The Mughals ruled the Deccan by way of ministers, the nizams who later considered themselves independent rulers of the state of Hyderabad. At Chowmahalla Palace in Hyderabad, their seat of power which is said to be based on the Shah’s palace in Tehran, an exhibit shows that the nizams trace their ancestry to the first caliph Abu Bakr and a 13th century philosopher and “renowned saint.” Their more immediate ancestor came to India from Persia in 1655, to be fatally injured in the successful siege of Golconda in 1687, and it is his grandson who became the first nizam and ruler of Hyderabad. The continuing connection between the nizams and the greater Islamic world is shown in displays on their endowments in Mecca, and an exhibit of school attendance records of their ministers shows that Farsi (in addition to English) was the primary language, into the 19th and 20th centuries. In the early twentieth century, the Nizam family married into the family of the last caliph (the caliphate was abolished in Turkey in its secularization mode, after the collapse of the Ottoman Empire).

Chowmahalla Palace

The Islamic influence is visible all over Hyderabad, despite the fact that Andhra Pradesh state in which it is located retains an overwhelming Hindu majority.
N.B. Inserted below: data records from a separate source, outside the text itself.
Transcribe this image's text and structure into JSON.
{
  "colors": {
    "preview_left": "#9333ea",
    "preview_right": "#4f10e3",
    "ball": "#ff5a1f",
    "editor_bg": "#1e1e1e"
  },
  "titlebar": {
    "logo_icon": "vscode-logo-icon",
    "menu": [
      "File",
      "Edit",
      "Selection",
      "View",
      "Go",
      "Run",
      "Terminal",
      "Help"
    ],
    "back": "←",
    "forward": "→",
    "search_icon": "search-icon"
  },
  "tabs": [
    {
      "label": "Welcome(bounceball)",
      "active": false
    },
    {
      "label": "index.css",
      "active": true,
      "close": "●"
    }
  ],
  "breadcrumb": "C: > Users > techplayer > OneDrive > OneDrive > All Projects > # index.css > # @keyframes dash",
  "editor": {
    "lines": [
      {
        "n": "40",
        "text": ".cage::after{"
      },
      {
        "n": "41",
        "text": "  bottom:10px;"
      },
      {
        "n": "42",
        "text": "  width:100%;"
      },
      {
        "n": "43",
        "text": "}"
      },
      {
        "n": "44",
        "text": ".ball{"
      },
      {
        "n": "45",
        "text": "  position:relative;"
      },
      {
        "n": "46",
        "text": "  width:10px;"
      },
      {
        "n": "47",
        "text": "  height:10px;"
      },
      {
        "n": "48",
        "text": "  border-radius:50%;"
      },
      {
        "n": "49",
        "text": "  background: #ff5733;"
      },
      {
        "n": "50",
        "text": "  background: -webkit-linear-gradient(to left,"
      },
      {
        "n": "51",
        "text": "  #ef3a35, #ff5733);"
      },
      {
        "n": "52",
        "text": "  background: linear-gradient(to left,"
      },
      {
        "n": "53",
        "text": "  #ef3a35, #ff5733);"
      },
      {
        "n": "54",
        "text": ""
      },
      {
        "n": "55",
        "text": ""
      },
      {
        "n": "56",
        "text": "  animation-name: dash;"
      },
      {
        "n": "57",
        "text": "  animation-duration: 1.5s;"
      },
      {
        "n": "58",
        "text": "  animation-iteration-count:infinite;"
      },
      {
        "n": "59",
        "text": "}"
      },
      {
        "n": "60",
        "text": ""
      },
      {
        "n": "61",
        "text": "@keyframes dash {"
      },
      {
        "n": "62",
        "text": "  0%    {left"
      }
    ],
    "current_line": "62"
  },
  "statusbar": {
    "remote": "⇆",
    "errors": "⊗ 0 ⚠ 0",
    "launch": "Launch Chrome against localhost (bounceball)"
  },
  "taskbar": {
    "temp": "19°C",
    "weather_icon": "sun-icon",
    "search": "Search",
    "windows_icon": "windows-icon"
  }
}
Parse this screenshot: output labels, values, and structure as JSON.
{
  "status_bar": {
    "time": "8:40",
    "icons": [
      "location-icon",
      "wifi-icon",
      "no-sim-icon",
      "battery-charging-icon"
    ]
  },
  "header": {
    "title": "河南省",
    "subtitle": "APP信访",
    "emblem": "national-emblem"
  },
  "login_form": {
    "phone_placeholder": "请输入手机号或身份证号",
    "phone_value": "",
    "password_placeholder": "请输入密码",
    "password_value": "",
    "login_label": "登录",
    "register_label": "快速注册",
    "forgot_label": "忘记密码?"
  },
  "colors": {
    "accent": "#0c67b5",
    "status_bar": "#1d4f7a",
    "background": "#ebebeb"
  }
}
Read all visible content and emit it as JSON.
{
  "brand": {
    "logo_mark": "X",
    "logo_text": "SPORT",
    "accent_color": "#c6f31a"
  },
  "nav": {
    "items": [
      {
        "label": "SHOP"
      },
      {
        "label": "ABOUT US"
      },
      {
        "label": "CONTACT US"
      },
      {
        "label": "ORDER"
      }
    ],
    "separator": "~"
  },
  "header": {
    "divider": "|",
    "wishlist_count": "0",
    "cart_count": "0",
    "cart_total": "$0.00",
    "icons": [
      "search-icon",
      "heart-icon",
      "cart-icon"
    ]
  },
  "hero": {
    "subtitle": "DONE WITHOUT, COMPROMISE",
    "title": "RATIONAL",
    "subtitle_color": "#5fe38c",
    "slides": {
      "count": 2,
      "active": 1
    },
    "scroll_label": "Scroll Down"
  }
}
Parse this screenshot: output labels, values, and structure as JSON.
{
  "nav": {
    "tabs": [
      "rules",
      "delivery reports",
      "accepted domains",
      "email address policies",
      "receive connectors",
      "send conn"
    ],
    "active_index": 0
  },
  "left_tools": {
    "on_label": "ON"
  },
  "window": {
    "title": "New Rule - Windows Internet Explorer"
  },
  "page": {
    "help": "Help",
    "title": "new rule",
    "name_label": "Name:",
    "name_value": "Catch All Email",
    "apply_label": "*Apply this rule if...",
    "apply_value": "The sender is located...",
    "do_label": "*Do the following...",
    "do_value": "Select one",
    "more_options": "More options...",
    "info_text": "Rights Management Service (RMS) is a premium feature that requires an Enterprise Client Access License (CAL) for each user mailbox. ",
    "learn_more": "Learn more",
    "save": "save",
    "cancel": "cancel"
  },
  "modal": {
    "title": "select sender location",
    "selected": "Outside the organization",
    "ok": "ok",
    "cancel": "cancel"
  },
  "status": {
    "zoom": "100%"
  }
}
Hyderabad is far more carnivorous than the rest of the Hindu south, its most famous dishes including the meat-oriented biryani, although idlies can still be seen everywhere on the street. [I would like to explore more on the food relationships of the region generally (I was particularly intrigued by an apricot dessert in Hyderabad called qubani ka meetha) but will save it for a later post.] Urdu, written in an Arabic script, is visible in many signs, especially around the old city which remains more Muslim, in addition to the curly swirls of local Telugu.

4 replies on “Hyderabad and Iran”

That’s very interesting. Speaking of the diamonds from Golconda, it’s funny to hear an Iranian complain about the Koh-i-Noor diamond as being “stolen” from the Persians by the British, when really one could argue the Persians had it only because they stole it from India.